Last week international oil prices rose above $US90 ($NZ137) per barrel for the first time since 2014, with analysts anticipating that $US100 per barrel was likely before the end of the year.
Baggott said growing demand was pushing up prices.
"As countries around the world open up after Covid restrictions, they are resuming normal bulk fuel buying, which puts them at the head of the queue."
And Kiwis aren't the only ones feeling pain at the pump – in Australia costs are approaching A$2/litre, but the tax component there is considerably lower.
"All indications are that due to the rising cost of crude and the weak Kiwi dollar, prices are likely to continue rising here," Baggott said.
Asked why fuel prices varied so much across the country, Baggot said there were various factors at play.

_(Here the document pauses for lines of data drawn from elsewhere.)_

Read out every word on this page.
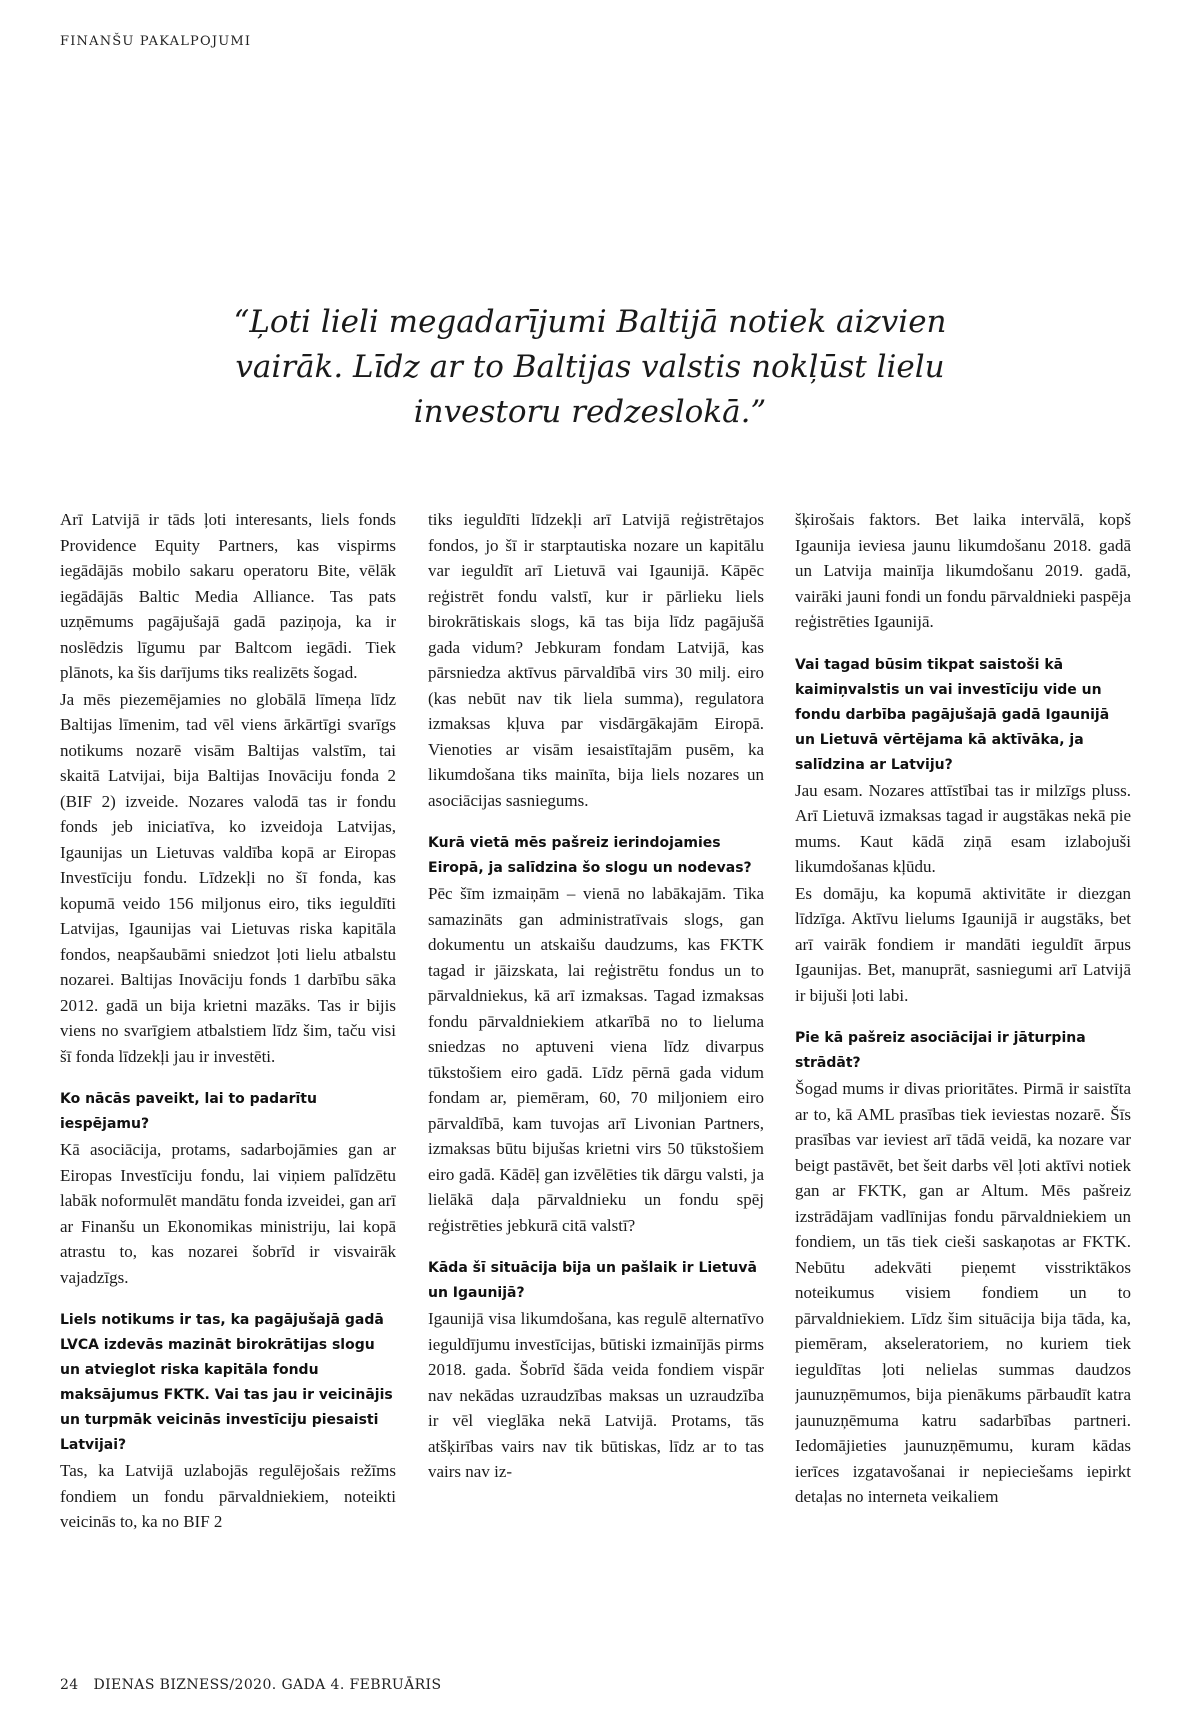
FINANŠU PAKALPOJUMI
“Ļoti lieli megadarījumi Baltijā notiek aizvien vairāk. Līdz ar to Baltijas valstis nokļūst lielu investoru redzeslokā.”

Arī Latvijā ir tāds ļoti interesants, liels fonds Providence Equity Partners, kas vispirms iegādājās mobilo sakaru operatoru Bite, vēlāk iegādājās Baltic Media Alliance. Tas pats uzņēmums pagājušajā gadā paziņoja, ka ir noslēdzis līgumu par Baltcom iegādi. Tiek plānots, ka šis darījums tiks realizēts šogad.

Ja mēs piezemējamies no globālā līmeņa līdz Baltijas līmenim, tad vēl viens ārkārtīgi svarīgs notikums nozarē visām Baltijas valstīm, tai skaitā Latvijai, bija Baltijas Inovāciju fonda 2 (BIF 2) izveide. Nozares valodā tas ir fondu fonds jeb iniciatīva, ko izveidoja Latvijas, Igaunijas un Lietuvas valdība kopā ar Eiropas Investīciju fondu. Līdzekļi no šī fonda, kas kopumā veido 156 miljonus eiro, tiks ieguldīti Latvijas, Igaunijas vai Lietuvas riska kapitāla fondos, neapšaubāmi sniedzot ļoti lielu atbalstu nozarei. Baltijas Inovāciju fonds 1 darbību sāka 2012. gadā un bija krietni mazāks. Tas ir bijis viens no svarīgiem atbalstiem līdz šim, taču visi šī fonda līdzekļi jau ir investēti.

Ko nācās paveikt, lai to padarītu iespējamu?

Kā asociācija, protams, sadarbojāmies gan ar Eiropas Investīciju fondu, lai viņiem palīdzētu labāk noformulēt mandātu fonda izveidei, gan arī ar Finanšu un Ekonomikas ministriju, lai kopā atrastu to, kas nozarei šobrīd ir visvairāk vajadzīgs.

Liels notikums ir tas, ka pagājušajā gadā LVCA izdevās mazināt birokrātijas slogu un atvieglot riska kapitāla fondu maksājumus FKTK. Vai tas jau ir veicinājis un turpmāk veicinās investīciju piesaisti Latvijai?

Tas, ka Latvijā uzlabojās regulējošais režīms fondiem un fondu pārvaldniekiem, noteikti veicinās to, ka no BIF 2

tiks ieguldīti līdzekļi arī Latvijā reģistrētajos fondos, jo šī ir starptautiska nozare un kapitālu var ieguldīt arī Lietuvā vai Igaunijā. Kāpēc reģistrēt fondu valstī, kur ir pārlieku liels birokrātiskais slogs, kā tas bija līdz pagājušā gada vidum? Jebkuram fondam Latvijā, kas pārsniedza aktīvus pārvaldībā virs 30 milj. eiro (kas nebūt nav tik liela summa), regulatora izmaksas kļuva par visdārgākajām Eiropā. Vienoties ar visām iesaistītajām pusēm, ka likumdošana tiks mainīta, bija liels nozares un asociācijas sasniegums.

Kurā vietā mēs pašreiz ierindojamies Eiropā, ja salīdzina šo slogu un nodevas?

Pēc šīm izmaiņām – vienā no labākajām. Tika samazināts gan administratīvais slogs, gan dokumentu un atskaišu daudzums, kas FKTK tagad ir jāizskata, lai reģistrētu fondus un to pārvaldniekus, kā arī izmaksas. Tagad izmaksas fondu pārvaldniekiem atkarībā no to lieluma sniedzas no aptuveni viena līdz divarpus tūkstošiem eiro gadā. Līdz pērnā gada vidum fondam ar, piemēram, 60, 70 miljoniem eiro pārvaldībā, kam tuvojas arī Livonian Partners, izmaksas būtu bijušas krietni virs 50 tūkstošiem eiro gadā. Kādēļ gan izvēlēties tik dārgu valsti, ja lielākā daļa pārvaldnieku un fondu spēj reģistrēties jebkurā citā valstī?

Kāda šī situācija bija un pašlaik ir Lietuvā un Igaunijā?

Igaunijā visa likumdošana, kas regulē alternatīvo ieguldījumu investīcijas, būtiski izmainījās pirms 2018. gada. Šobrīd šāda veida fondiem vispār nav nekādas uzraudzības maksas un uzraudzība ir vēl vieglāka nekā Latvijā. Protams, tās atšķirības vairs nav tik būtiskas, līdz ar to tas vairs nav iz-

šķirošais faktors. Bet laika intervālā, kopš Igaunija ieviesa jaunu likumdošanu 2018. gadā un Latvija mainīja likumdošanu 2019. gadā, vairāki jauni fondi un fondu pārvaldnieki paspēja reģistrēties Igaunijā.

Vai tagad būsim tikpat saistoši kā kaimiņvalstis un vai investīciju vide un fondu darbība pagājušajā gadā Igaunijā un Lietuvā vērtējama kā aktīvāka, ja salīdzina ar Latviju?

Jau esam. Nozares attīstībai tas ir milzīgs pluss. Arī Lietuvā izmaksas tagad ir augstākas nekā pie mums. Kaut kādā ziņā esam izlabojuši likumdošanas kļūdu.

Es domāju, ka kopumā aktivitāte ir diezgan līdzīga. Aktīvu lielums Igaunijā ir augstāks, bet arī vairāk fondiem ir mandāti ieguldīt ārpus Igaunijas. Bet, manuprāt, sasniegumi arī Latvijā ir bijuši ļoti labi.

Pie kā pašreiz asociācijai ir jāturpina strādāt?

Šogad mums ir divas prioritātes. Pirmā ir saistīta ar to, kā AML prasības tiek ieviestas nozarē. Šīs prasības var ieviest arī tādā veidā, ka nozare var beigt pastāvēt, bet šeit darbs vēl ļoti aktīvi notiek gan ar FKTK, gan ar Altum. Mēs pašreiz izstrādājam vadlīnijas fondu pārvaldniekiem un fondiem, un tās tiek cieši saskaņotas ar FKTK. Nebūtu adekvāti pieņemt visstriktākos noteikumus visiem fondiem un to pārvaldniekiem. Līdz šim situācija bija tāda, ka, piemēram, akseleratoriem, no kuriem tiek ieguldītas ļoti nelielas summas daudzos jaunuzņēmumos, bija pienākums pārbaudīt katra jaunuzņēmuma katru sadarbības partneri. Iedomājieties jaunuzņēmumu, kuram kādas ierīces izgatavošanai ir nepieciešams iepirkt detaļas no interneta veikaliem

24 DIENAS BIZNESS/2020. GADA 4. FEBRUĀRIS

"Aside from basic market competition factors, location and distance from the fuel supply terminal can affect price variation across regions," he said.
"Compare the price of a pint of beer in Hunterville versus what you pay in Queenstown."
There is also a perception among road users that fuel prices are always quick to follow oil prices on the way up but not quite as fast on the way down.
Baggott admitted that this does happen, attributing it to a number of factors.
"In some cases this does occur but is dependent on whether the fuel supplier has forward supply contracts at a competitive rate," he said.
"Normally, the decision to pass on savings or not is based on replacement cost of fuel that needs to be bought later.
"Think about if you'd just bought something for $100 and had planned to sell it on for a $110 to cover your overheads and make a profit. A potential buyer had seen the same item for $90 and thinks $100 is a fair price, would you be willing to make a loss on your initial purchase price just to make a sale?"